Further, companies often fail to realize that FCPA liability attaches through the misconduct of third parties. Foreign agents, suppliers, distributors, intermediaries, joint ventures, and chain vendors of a U.S. company all can attach liability. In this era of heightened enforcement, all signs indicate that third party liability will be a focus for prosecution. Employers must stay up to date with FCPA developments and keep their employees informed along the way.
- Have an FCPA compliance policy. No more excuses -- a clearly articulated anti-corruption and anti-bribery policy that demands compliance with the FCPA is a must for any company with dealings abroad. Employers should ensure that their policy sets out a procedure whereby employees can report concerns and that establishes a protocol for due diligence background checks of foreign affiliates.
- Train on the compliance policy. Developing a FCPA compliance policy is just the beginning. Companies must perform consistent training on that policy. In a February 2011 settlement with the DOJ and SEC, a major food company agreed to pay $4.2 million dollars to resolve charges related to FCPA violations.

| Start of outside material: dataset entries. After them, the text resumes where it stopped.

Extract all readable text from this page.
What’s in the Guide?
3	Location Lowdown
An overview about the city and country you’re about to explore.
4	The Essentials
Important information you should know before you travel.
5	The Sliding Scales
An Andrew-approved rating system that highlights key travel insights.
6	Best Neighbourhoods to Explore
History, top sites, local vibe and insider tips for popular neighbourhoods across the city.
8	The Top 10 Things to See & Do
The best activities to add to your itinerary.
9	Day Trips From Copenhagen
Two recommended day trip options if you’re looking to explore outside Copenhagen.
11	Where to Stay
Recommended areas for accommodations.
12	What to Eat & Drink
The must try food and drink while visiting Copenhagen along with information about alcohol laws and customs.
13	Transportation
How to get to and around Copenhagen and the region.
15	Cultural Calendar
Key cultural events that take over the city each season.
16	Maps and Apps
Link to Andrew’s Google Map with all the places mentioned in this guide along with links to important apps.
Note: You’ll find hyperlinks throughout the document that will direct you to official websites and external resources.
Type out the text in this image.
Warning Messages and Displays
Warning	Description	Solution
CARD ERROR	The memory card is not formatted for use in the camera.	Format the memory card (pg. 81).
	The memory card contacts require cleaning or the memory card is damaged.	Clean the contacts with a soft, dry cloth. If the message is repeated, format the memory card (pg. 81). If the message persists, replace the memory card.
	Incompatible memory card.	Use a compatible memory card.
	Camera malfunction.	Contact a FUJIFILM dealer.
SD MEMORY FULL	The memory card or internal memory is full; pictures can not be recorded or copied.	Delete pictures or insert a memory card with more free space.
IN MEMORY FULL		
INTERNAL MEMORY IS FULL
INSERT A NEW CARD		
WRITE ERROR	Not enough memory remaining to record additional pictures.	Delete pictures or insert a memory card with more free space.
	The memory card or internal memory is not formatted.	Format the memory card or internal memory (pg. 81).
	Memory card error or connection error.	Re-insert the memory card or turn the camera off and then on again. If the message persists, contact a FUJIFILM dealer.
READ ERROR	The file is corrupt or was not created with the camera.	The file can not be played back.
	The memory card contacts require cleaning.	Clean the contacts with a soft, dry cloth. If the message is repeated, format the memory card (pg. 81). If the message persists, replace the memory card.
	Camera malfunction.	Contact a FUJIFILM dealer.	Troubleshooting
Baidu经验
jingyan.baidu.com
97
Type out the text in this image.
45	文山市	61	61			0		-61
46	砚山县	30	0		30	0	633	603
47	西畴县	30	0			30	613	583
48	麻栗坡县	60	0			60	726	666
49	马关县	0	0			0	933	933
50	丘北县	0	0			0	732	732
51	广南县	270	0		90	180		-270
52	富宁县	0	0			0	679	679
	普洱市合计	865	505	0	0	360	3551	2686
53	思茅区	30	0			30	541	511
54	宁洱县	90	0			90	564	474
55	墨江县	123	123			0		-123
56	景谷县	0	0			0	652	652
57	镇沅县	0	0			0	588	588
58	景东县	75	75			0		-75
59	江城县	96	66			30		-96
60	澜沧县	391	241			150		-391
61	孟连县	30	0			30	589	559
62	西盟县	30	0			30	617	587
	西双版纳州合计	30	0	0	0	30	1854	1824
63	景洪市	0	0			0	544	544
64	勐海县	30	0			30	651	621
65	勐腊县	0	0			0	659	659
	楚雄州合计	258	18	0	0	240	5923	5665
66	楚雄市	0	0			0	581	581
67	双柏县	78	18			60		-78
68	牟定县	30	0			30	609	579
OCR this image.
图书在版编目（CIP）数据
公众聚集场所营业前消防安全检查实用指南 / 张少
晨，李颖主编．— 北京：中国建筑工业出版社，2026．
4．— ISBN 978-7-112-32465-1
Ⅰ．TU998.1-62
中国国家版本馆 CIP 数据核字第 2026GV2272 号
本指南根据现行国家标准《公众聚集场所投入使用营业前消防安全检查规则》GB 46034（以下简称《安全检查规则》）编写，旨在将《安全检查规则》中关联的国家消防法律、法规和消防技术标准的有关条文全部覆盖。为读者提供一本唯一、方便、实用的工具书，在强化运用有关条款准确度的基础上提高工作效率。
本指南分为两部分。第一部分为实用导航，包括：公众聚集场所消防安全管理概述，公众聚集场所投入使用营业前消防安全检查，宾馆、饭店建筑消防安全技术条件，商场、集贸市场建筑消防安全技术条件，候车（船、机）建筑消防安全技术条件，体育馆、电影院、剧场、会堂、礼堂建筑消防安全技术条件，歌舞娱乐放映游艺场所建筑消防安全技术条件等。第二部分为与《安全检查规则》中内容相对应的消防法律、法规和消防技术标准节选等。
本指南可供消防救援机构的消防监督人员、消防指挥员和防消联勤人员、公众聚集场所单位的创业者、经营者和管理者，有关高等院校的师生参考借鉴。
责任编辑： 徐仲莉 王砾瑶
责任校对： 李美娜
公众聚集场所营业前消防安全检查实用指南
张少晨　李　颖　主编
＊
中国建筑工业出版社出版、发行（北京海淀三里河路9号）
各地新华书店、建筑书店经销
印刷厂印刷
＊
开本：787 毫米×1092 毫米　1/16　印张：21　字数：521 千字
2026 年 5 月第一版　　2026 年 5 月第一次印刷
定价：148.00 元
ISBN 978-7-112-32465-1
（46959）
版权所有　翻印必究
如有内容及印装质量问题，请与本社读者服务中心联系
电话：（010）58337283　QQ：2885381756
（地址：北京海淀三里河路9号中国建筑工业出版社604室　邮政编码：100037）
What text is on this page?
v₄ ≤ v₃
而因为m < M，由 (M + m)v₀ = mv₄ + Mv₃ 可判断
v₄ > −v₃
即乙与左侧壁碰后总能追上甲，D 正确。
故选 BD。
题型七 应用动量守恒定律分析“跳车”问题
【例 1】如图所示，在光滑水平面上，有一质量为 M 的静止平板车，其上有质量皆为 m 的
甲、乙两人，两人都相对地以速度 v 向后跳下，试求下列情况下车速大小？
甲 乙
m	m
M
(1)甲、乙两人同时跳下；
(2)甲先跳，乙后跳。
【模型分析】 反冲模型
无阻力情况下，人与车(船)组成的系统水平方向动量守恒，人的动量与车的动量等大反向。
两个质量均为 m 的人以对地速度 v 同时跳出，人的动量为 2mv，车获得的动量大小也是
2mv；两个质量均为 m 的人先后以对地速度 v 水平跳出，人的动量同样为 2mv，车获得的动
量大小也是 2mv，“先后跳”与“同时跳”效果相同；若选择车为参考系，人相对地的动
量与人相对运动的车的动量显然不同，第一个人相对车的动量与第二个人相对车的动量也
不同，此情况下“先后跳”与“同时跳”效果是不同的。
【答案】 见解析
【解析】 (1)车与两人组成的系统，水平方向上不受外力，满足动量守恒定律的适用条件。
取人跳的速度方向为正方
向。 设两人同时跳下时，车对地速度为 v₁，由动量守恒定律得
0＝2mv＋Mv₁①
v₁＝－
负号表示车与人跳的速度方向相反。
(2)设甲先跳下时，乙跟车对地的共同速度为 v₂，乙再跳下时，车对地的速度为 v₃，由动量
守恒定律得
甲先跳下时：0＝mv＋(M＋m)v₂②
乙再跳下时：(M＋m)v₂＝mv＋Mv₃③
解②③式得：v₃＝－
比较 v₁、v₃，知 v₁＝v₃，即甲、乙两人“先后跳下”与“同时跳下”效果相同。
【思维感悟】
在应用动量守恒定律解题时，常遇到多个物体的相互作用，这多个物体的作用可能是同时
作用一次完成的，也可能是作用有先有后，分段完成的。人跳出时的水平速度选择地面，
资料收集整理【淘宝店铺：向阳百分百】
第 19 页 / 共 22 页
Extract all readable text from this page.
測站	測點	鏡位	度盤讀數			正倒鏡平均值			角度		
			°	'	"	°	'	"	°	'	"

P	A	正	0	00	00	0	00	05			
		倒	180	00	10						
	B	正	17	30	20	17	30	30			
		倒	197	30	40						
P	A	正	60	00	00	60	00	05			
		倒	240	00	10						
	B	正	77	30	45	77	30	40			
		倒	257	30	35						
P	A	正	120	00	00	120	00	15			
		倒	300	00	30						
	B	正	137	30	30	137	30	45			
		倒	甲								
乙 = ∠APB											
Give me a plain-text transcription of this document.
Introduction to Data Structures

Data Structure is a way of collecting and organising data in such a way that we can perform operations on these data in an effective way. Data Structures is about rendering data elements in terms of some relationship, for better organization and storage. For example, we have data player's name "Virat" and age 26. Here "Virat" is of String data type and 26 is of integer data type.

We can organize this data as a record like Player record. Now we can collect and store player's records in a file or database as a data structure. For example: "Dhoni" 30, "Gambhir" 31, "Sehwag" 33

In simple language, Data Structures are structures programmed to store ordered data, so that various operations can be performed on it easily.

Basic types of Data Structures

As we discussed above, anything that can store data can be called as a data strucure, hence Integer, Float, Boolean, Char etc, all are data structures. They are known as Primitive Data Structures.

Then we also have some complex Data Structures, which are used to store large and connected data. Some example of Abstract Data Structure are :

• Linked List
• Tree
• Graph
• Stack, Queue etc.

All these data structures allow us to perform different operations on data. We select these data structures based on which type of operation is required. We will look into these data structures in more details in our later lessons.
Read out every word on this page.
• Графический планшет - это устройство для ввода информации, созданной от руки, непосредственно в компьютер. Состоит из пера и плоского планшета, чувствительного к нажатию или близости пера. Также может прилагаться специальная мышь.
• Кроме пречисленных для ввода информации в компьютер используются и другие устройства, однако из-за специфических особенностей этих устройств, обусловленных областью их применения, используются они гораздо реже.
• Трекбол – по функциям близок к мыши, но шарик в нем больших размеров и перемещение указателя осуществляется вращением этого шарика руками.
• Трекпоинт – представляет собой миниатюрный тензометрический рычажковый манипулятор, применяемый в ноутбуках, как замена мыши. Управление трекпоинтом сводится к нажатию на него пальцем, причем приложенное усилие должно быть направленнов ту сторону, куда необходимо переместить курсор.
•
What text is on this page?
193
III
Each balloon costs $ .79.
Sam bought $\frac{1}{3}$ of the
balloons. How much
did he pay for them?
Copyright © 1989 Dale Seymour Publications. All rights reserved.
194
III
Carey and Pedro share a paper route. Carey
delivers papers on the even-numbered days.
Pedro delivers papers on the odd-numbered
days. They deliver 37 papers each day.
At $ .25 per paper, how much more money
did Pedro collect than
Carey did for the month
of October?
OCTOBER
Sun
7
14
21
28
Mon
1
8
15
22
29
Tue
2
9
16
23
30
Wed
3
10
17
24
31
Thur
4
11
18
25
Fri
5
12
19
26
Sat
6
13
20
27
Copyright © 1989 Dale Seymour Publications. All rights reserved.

As part of the deferred prosecution agreement, it acknowledged its responsibility for the actions of its subsidiaries, employees and agents who made improper payments to government-employed veterinarians inspecting its chicken processing plants in Mexico.
As part of that agreement, the company also agreed to "implement mechanisms designed to ensure that the policies, standards and procedures regarding the anti-corruption laws are effectively communicated to all directors, officers, employees, and where appropriate, agents, and business partners." The agreement continued: "these mechanisms shall include…periodic training for all directors, officers, and employees, and…agents and business partners; and…annual certifications…certifying compliance with the training requirements." Why wait for a federal investigation, charges and fines to implement such safeguards? Effective FCPA compliance programs should engage front line managers and human resources professionals who train and certify employees on the company's anti-corruption policy and commitment to FCPA compliance.
Not only the existence of an FCPA compliance program, but the overall effectiveness of that program, are key factors reviewed by the DOJ when it considers whether to charge a company with FCPA violations. In this era of heightened enforcement, an effective program, coupled with consistent employee training and awareness, minimizes risks for violations, employee whistle-blowing and government prosecution.